Leadership Network research noted the number of multisite churches increased to more than 5,000 by 2012. I have coined this strategic approach “horizontal growth.” The church is expanding beyond a single site (vertical growth) to more than one site.
The multisite movement is not a fad. It is indeed a movement in many ways. Thousands and thousands of churches have moved in this direction around the world. Not everyone likes or embraces the multisite movement; but it is hard for anyone to deny its growth and paradigmatic impact.
I will add to this conversation with six updates about the movement. Some are obvious; some may not be quite as evident.
1. All indicators point to continued growth of the multisite movement. I do not have firm updates on the number of these churches, but I would not be surprised if it is close to 10,000 in North America.
2. The movement is moving from the early adopter stage to the mid-adopter stage. I estimate the percentage of American congregations moving to multisite is close to three percent. This number is a significant level pointing toward a breakout of many more churches.
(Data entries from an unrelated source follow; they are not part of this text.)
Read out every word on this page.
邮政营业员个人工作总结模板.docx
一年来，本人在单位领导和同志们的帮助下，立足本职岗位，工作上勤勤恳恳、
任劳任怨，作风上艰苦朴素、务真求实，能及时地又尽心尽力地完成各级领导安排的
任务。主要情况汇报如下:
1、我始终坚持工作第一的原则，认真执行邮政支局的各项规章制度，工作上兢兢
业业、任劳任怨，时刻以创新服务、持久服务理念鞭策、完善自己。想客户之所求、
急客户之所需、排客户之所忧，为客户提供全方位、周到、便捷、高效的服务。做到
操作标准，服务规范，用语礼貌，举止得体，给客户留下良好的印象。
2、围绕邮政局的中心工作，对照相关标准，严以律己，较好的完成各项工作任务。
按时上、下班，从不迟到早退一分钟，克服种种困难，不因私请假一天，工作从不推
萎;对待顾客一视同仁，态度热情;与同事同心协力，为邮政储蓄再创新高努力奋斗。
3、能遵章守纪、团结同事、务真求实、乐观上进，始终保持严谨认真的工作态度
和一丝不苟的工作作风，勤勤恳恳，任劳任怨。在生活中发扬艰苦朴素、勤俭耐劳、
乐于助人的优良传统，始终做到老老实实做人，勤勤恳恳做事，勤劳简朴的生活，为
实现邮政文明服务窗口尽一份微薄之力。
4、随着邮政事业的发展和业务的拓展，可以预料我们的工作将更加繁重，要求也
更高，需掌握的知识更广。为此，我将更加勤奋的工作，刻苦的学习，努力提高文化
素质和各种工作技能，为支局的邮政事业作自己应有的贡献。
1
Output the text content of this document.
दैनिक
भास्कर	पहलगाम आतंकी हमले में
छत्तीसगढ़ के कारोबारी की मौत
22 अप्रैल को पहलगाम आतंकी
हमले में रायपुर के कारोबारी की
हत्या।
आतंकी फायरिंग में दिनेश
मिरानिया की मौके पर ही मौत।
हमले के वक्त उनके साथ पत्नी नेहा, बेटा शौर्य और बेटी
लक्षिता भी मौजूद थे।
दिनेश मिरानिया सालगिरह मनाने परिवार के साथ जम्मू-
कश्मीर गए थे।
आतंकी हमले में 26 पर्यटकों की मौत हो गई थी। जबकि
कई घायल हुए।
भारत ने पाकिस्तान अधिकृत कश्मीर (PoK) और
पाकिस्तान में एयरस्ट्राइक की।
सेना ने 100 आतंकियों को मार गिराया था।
3. Recent decisions by some churches to revert back to a single site are not indications the movement is slowing. Recent decisions by a few churches to revert from multisite to single site are not indicators of a reversal of the trends. The Village Church in Texas and Mecklenburg Community Church in Charlotte are two well-known churches making news with their decisions. The leadership of both churches have stated good reasons for their decisions. With the sheer numbers of multisite churches today, you can expect occasional decisions to move back to single site.
4. The internet church and the multisite church are moving toward some type of convergence. We are watching both trends carefully. Though I am not certain exactly what shape it will take, there is definitely something moving in this direction.
5. The church replanting movement will continue to be a powerful fuel for the multisite movement. Most church replants are led by another congregation. When the acquiring congregation adopts another church, replanting and multisite take place simultaneously.
6. Multisite churches will continue to develop specialized focuses. Family Church in West Palm Beach and other locations, for example, focuses on neighborhood churches led largely by marketplace pastors and staff.
This movement is not slowing down. To the contrary, it is a movement where the fastest growth is just about to break out as it moves from the early adopter stage to the mid-adopter stage.